From the Tapestry Museum to historic Meeting houses

Letters - 21 November 2025

From the Tapestry Museum to historic Meeting houses

by The Friend 21st November 2025

Tapestry Museum

Your recent reports about the proposal to close the award-winning Quaker Tapestry Museum in Kendal (7 November) are deeply concerning. It may be helpful for Friends to know that Quaker Tapestry Limited (QTL), which manages the museum, is separate from Quaker Tapestry Collections Trust (QTCT), which owns the artefacts. This trust was established to ensure that, in the event of the closure of the museum, the collection could not be broken up and sold to defray costs.

Both trusts, along with Kendal & Sedbergh Area Meeting, face a dilemma. If the museum closes, it will be necessary to fund the collection’s storage. If the museum stays open, it may have to operate at a deficit. All museums of a comparable size require funding beyond what can be raised from paying visitors and merchandise sales. 

I hope that Friends and Meetings can reflect generously on the prospect of losing this unique treasure, with its hugely significant function for outreach. Can we share the challenge of bridging the funding gap?

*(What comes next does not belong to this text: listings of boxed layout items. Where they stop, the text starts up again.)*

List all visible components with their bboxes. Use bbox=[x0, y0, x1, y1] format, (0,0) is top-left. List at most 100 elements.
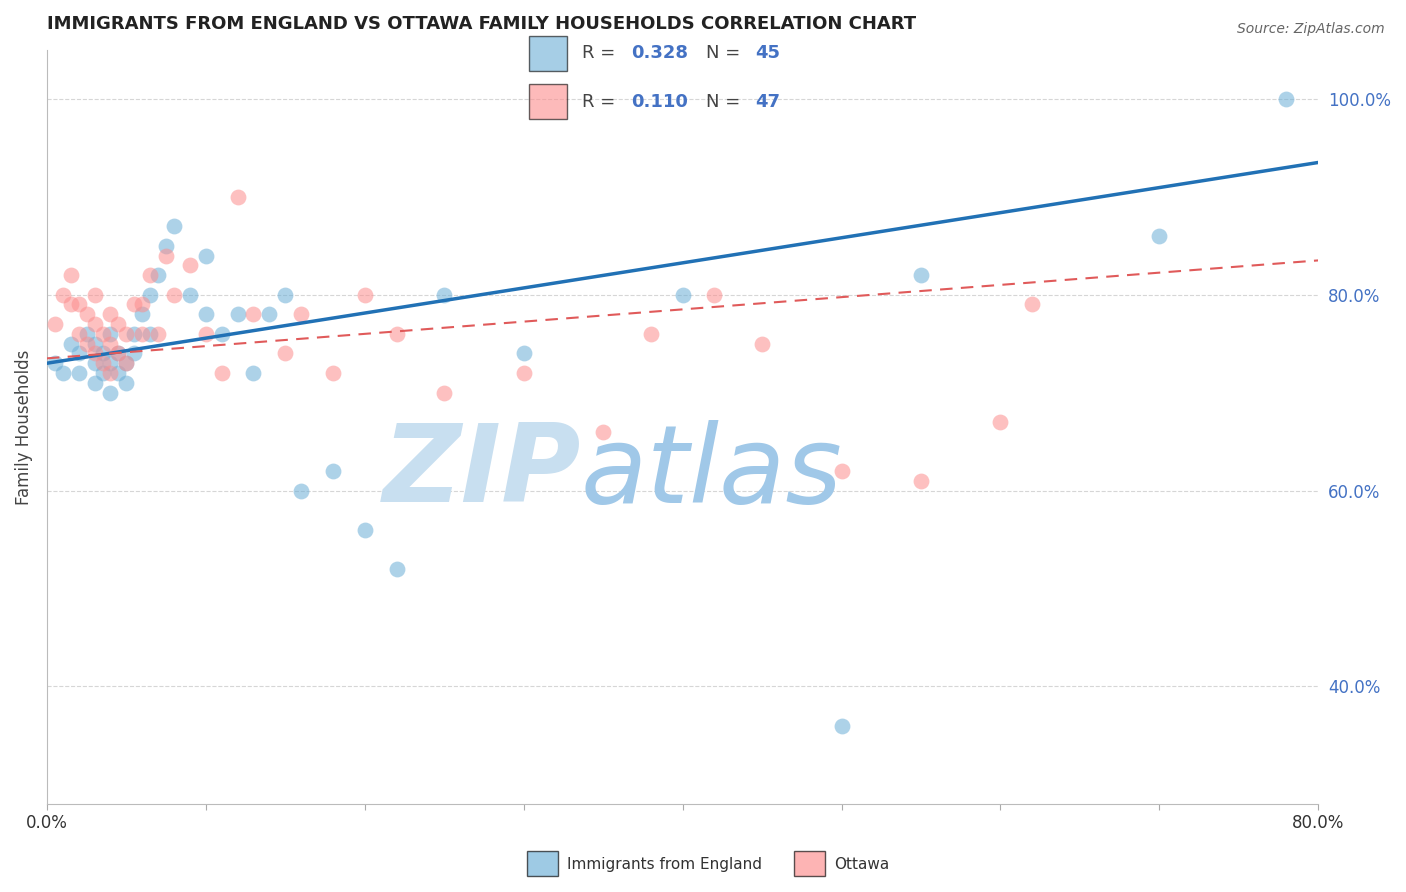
Point bbox=[139, 268, 162, 282]
Point bbox=[83, 336, 105, 351]
Point bbox=[831, 464, 853, 478]
Text: Immigrants from England: Immigrants from England bbox=[567, 857, 762, 871]
Point bbox=[100, 336, 122, 351]
Point bbox=[671, 287, 693, 301]
Point bbox=[242, 366, 264, 380]
Point bbox=[322, 366, 344, 380]
Point bbox=[155, 248, 177, 262]
Point bbox=[211, 366, 233, 380]
Point bbox=[592, 425, 614, 439]
Point bbox=[751, 336, 773, 351]
Text: Ottawa: Ottawa bbox=[834, 857, 889, 871]
Point bbox=[242, 307, 264, 321]
Point bbox=[290, 307, 312, 321]
Point bbox=[100, 366, 122, 380]
Point bbox=[100, 307, 122, 321]
Text: Source: ZipAtlas.com: Source: ZipAtlas.com bbox=[1237, 22, 1385, 37]
Point bbox=[163, 287, 186, 301]
Point bbox=[211, 326, 233, 341]
Point bbox=[131, 297, 153, 311]
Point bbox=[910, 474, 932, 488]
Point bbox=[44, 317, 66, 331]
Point bbox=[146, 326, 169, 341]
Point bbox=[385, 562, 408, 576]
Text: R =: R = bbox=[582, 93, 621, 111]
Point bbox=[83, 346, 105, 360]
Text: R =: R = bbox=[582, 45, 621, 62]
Point bbox=[1149, 228, 1171, 243]
Point bbox=[353, 287, 375, 301]
Point bbox=[990, 415, 1012, 429]
Text: 0.110: 0.110 bbox=[631, 93, 689, 111]
Text: ZIP: ZIP bbox=[382, 419, 581, 525]
Point bbox=[274, 346, 297, 360]
Point bbox=[44, 356, 66, 370]
Point bbox=[226, 190, 249, 204]
Text: 0.328: 0.328 bbox=[631, 45, 689, 62]
Point bbox=[100, 385, 122, 400]
Point bbox=[67, 346, 90, 360]
Text: IMMIGRANTS FROM ENGLAND VS OTTAWA FAMILY HOUSEHOLDS CORRELATION CHART: IMMIGRANTS FROM ENGLAND VS OTTAWA FAMILY… bbox=[46, 15, 917, 33]
Point bbox=[83, 287, 105, 301]
Text: N =: N = bbox=[706, 93, 745, 111]
Point bbox=[76, 336, 98, 351]
Point bbox=[67, 297, 90, 311]
Point bbox=[107, 346, 129, 360]
Point bbox=[353, 523, 375, 537]
Point bbox=[433, 385, 456, 400]
Point bbox=[194, 326, 217, 341]
Point bbox=[274, 287, 297, 301]
Point bbox=[910, 268, 932, 282]
Point bbox=[67, 366, 90, 380]
Point bbox=[290, 483, 312, 498]
Point bbox=[91, 326, 114, 341]
Point bbox=[100, 356, 122, 370]
Point bbox=[107, 366, 129, 380]
Text: 45: 45 bbox=[755, 45, 780, 62]
Point bbox=[179, 258, 201, 272]
Point bbox=[226, 307, 249, 321]
FancyBboxPatch shape bbox=[530, 36, 567, 70]
Point bbox=[703, 287, 725, 301]
Point bbox=[100, 326, 122, 341]
Point bbox=[124, 297, 146, 311]
Text: N =: N = bbox=[706, 45, 745, 62]
Point bbox=[52, 366, 75, 380]
Point bbox=[512, 346, 534, 360]
Point bbox=[139, 326, 162, 341]
Point bbox=[385, 326, 408, 341]
Point bbox=[124, 346, 146, 360]
Point bbox=[1275, 92, 1298, 106]
Point bbox=[831, 718, 853, 732]
Point bbox=[115, 356, 138, 370]
Point bbox=[115, 356, 138, 370]
Point bbox=[83, 317, 105, 331]
Point bbox=[115, 376, 138, 390]
Point bbox=[640, 326, 662, 341]
Text: atlas: atlas bbox=[581, 419, 842, 524]
Point bbox=[512, 366, 534, 380]
Point bbox=[107, 346, 129, 360]
Point bbox=[131, 307, 153, 321]
Point bbox=[107, 317, 129, 331]
Point bbox=[91, 356, 114, 370]
Point bbox=[124, 326, 146, 341]
Point bbox=[146, 268, 169, 282]
FancyBboxPatch shape bbox=[530, 84, 567, 119]
Point bbox=[155, 238, 177, 252]
Point bbox=[163, 219, 186, 234]
Text: 47: 47 bbox=[755, 93, 780, 111]
Point bbox=[322, 464, 344, 478]
Point bbox=[91, 366, 114, 380]
Point bbox=[59, 268, 82, 282]
Point bbox=[259, 307, 281, 321]
Point bbox=[1021, 297, 1043, 311]
Point bbox=[67, 326, 90, 341]
Point bbox=[59, 336, 82, 351]
Point bbox=[91, 346, 114, 360]
Point bbox=[59, 297, 82, 311]
Point bbox=[433, 287, 456, 301]
Point bbox=[194, 307, 217, 321]
Point bbox=[115, 326, 138, 341]
Point bbox=[131, 326, 153, 341]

Arthur Pritchard, QTCT trustee


Fleecing schoolchildren

I really liked Chris Rose’s Thought for the Week (14 November), about the little girl who was taught to knit by a German man (I am the child of German refugees made so welcome in 1939 that my father was not even interned). But the hands in the picture are doing crochet, not knitting!

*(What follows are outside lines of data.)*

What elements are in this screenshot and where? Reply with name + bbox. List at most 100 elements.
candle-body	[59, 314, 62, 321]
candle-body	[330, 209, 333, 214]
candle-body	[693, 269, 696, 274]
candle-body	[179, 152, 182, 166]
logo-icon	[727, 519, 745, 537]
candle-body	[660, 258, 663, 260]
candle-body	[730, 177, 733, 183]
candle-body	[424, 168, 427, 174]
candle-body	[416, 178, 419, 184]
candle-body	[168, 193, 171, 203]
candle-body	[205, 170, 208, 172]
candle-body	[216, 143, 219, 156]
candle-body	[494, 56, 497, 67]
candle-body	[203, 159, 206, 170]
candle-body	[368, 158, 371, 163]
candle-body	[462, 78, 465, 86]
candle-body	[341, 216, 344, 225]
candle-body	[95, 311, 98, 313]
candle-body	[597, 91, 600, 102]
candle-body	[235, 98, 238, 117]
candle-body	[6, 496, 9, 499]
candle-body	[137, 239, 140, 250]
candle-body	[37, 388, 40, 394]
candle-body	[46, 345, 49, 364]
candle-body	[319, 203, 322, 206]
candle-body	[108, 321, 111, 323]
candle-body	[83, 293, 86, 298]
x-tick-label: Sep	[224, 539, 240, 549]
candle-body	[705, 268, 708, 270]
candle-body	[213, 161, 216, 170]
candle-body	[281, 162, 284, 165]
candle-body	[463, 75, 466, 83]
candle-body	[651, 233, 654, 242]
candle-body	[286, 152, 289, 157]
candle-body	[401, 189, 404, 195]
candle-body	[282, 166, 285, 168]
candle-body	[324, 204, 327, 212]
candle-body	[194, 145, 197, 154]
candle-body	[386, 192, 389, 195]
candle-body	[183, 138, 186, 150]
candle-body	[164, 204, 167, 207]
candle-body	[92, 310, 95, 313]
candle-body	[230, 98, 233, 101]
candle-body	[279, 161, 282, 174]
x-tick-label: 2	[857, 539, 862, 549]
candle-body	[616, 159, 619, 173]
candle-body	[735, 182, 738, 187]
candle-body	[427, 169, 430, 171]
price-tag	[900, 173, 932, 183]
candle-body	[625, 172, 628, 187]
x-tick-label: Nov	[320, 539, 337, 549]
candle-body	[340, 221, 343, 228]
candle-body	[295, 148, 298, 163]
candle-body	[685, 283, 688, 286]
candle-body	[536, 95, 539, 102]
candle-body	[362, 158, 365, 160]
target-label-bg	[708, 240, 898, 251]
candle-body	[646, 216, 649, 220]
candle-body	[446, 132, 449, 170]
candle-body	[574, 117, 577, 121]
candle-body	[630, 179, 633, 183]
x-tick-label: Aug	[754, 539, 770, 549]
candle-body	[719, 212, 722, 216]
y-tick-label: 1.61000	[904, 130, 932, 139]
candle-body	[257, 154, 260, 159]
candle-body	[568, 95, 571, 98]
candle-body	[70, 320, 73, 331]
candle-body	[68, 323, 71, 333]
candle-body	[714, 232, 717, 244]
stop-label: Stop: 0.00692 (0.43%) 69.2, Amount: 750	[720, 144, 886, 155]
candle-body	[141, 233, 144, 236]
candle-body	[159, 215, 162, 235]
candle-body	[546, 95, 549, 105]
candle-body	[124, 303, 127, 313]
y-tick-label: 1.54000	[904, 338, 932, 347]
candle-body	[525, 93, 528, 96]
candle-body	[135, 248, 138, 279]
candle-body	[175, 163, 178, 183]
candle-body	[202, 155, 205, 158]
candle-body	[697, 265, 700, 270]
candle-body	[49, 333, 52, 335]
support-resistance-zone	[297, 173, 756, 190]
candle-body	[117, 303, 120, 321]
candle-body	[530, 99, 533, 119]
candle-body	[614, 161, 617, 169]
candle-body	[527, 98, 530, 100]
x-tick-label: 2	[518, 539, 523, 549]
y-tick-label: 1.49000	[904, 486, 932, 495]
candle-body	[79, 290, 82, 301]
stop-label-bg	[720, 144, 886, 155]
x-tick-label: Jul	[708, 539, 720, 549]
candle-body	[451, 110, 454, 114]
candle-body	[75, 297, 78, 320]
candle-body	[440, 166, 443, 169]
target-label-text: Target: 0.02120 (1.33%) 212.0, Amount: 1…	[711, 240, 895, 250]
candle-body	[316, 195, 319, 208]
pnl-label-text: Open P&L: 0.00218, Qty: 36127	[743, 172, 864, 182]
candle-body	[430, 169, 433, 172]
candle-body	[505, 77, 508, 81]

My second point is less trivial: I was horrified by a detail on the picture accompanying Jane Harries’ piece on the peer mediation conference. It shows a group of children training to be peer mediators. On the fleece of one of them, you can clearly read the words ‘Year 9’.  That means that such fleeces need to be replaced every academic year, whether they are outgrown or outworn or not. The parents of the children of that school – and any other schools with similar uniforms –should be screaming, for financial, environmental and educational reasons.